Feature #974
QIR/RealRootRefine: improve behaviour if input interval has "nasty" endpoints
Description
The fn RealRoots
lets a user specify an interval in which to look for real roots.
If the initial ends points are not "nice" (i.e. binary fractions, and with a nice separation) then the refinement process produces needlessly ugly fractions.
Make the code aim to produce a new interval with nice endpoints (or at least one nice endpoint).
Related issues
History
#1 Updated by John Abbott over 7 years ago
This should really be under CoCoA-5, but I hope that RealRoots
will soon be migrated to C++ (see #440).
My current thought is that the code should choose a nice interval width, and then consider subintervals whose endpoints are nicely placed. Probably the data-structure should note whether the endpoints are already nice.
Here is a quick example: suppose the true root lies close to 10, and the user gives as initial interval [1,20], successive refined intervals will be something like [1, 21/2], [23/4, 21/2], [65/8, 21/2] and so on.

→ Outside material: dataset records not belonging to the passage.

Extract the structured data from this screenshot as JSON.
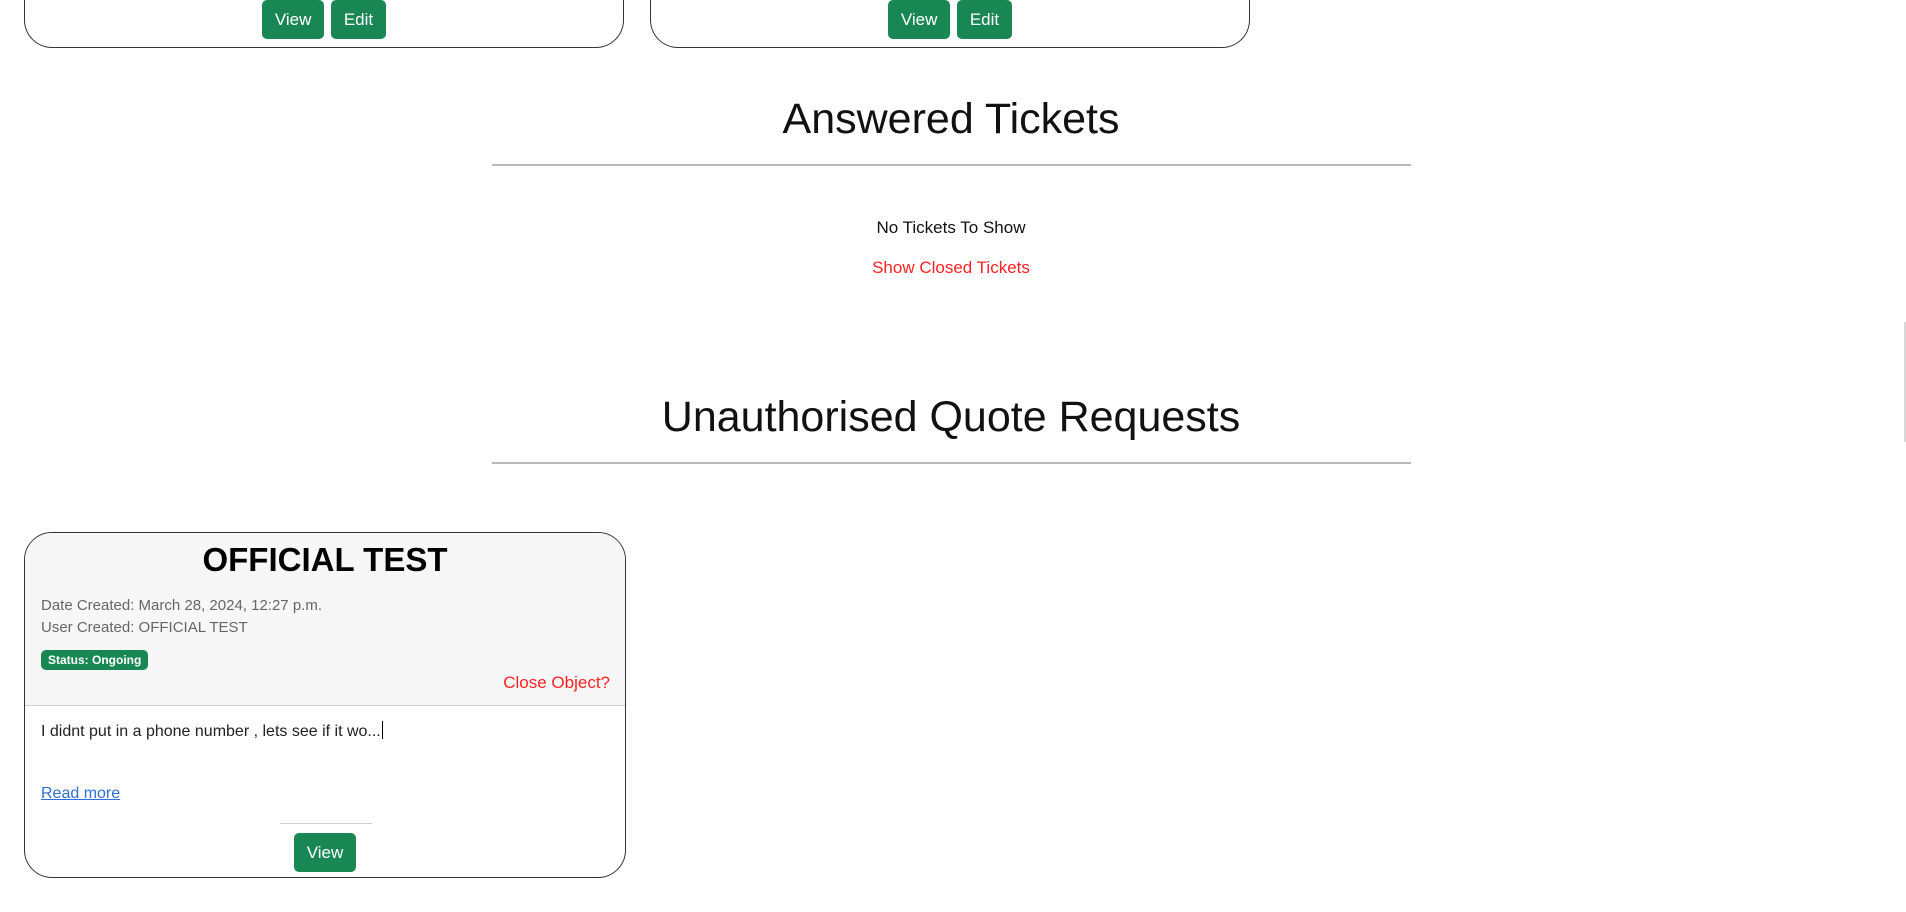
{
  "top_cards": [
    {
      "view_label": "View",
      "edit_label": "Edit"
    },
    {
      "view_label": "View",
      "edit_label": "Edit"
    }
  ],
  "answered": {
    "title": "Answered Tickets",
    "empty_message": "No Tickets To Show",
    "show_closed_label": "Show Closed Tickets"
  },
  "unauthorised": {
    "title": "Unauthorised Quote Requests",
    "cards": [
      {
        "title": "OFFICIAL TEST",
        "date_created": "Date Created: March 28, 2024, 12:27 p.m.",
        "user_created": "User Created: OFFICIAL TEST",
        "status": "Status: Ongoing",
        "close_label": "Close Object?",
        "excerpt": "I didnt put in a phone number , lets see if it wo...",
        "read_more_label": "Read more",
        "view_label": "View"
      }
    ]
  },
  "colors": {
    "primary_button": "#198754",
    "danger_link": "#ff2222",
    "link": "#2f6fd8"
  }
}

I hope it might be possble to get something like [8, 20], [8, 16], [8, 12], [8, 10] and so on.
The situation is worse if the original endpoints have "nasty" denominators (e.g. odd and coprime).
#2 Updated by John Abbott over 7 years ago
- Related to Feature #440: Port RealRoots to C++ added
#3 Updated by John Abbott over 7 years ago
- Related to Feature #246: Approx QIR added
#4 Updated by John Abbott over 3 years ago
- Status changed from New to In Progress
- % Done changed from 0 to 10
I have revised impl for SimplestBinaryRatBetween
so that it can accept open/closed endpoints... but it still prototypical.

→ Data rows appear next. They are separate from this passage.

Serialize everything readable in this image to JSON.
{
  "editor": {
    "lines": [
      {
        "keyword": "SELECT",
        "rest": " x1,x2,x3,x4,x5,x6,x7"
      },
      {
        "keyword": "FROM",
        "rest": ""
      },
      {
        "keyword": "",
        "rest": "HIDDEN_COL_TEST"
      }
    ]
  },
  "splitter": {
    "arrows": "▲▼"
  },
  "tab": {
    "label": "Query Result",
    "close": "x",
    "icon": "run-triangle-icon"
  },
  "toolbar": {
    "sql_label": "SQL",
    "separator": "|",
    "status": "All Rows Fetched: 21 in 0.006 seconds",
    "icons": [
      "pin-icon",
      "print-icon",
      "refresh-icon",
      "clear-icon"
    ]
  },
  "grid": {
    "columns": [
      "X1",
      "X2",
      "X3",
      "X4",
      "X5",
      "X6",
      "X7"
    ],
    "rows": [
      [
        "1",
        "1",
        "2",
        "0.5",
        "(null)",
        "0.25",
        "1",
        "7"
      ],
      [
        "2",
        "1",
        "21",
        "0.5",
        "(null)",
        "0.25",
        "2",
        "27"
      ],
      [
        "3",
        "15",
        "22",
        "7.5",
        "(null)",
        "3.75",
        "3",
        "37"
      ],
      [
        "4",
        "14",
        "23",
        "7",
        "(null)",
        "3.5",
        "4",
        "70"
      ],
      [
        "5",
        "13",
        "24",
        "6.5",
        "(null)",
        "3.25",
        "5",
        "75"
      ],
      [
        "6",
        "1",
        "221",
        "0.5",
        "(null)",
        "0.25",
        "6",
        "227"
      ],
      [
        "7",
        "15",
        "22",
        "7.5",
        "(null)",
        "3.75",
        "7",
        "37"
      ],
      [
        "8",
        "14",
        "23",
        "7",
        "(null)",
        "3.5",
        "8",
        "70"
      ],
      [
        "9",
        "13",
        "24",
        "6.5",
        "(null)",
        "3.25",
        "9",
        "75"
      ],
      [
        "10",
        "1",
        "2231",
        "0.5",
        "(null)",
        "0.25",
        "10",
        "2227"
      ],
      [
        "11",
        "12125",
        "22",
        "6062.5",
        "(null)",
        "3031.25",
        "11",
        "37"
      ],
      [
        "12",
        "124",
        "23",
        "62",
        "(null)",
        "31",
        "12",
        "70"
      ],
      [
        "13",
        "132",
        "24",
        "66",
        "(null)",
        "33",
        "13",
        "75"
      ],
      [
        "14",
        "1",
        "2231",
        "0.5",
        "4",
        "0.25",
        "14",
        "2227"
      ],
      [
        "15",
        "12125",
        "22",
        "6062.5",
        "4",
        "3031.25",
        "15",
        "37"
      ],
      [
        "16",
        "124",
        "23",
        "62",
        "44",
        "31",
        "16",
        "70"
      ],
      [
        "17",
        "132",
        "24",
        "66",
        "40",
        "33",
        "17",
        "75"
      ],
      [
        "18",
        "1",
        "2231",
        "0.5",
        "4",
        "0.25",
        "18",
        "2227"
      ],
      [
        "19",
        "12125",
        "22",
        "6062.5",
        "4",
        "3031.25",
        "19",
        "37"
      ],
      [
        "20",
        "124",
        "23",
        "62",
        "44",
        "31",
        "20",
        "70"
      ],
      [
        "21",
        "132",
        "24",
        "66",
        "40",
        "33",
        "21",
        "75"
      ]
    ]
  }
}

Anyway, probably the most sensible approach is to take as subinterval endpoints values which are nice binary rationals.
For instance, in my example in comment 1:
original interval is [1, 20], and we want, say, about 3 interior points (which are simple binary rationals)
binary quantum 16: gives just 1 interior point, namely 16
binary quantum 8; gives 2 interior points, namely 8, 16 -- this might be a good choice
binary quantum 4: gives 5 interior points, namely 4, 8, 12, 16, 20 -- this might also be a good choice
Note that 16 is the simplest binary rat in the interval [1,20]
If we use quantum 8 then possible resulting intervals are [1, 8] or [8, 16] or [16, 20] -- the last 2 are "nice".
This will require modifying the impl somewhat.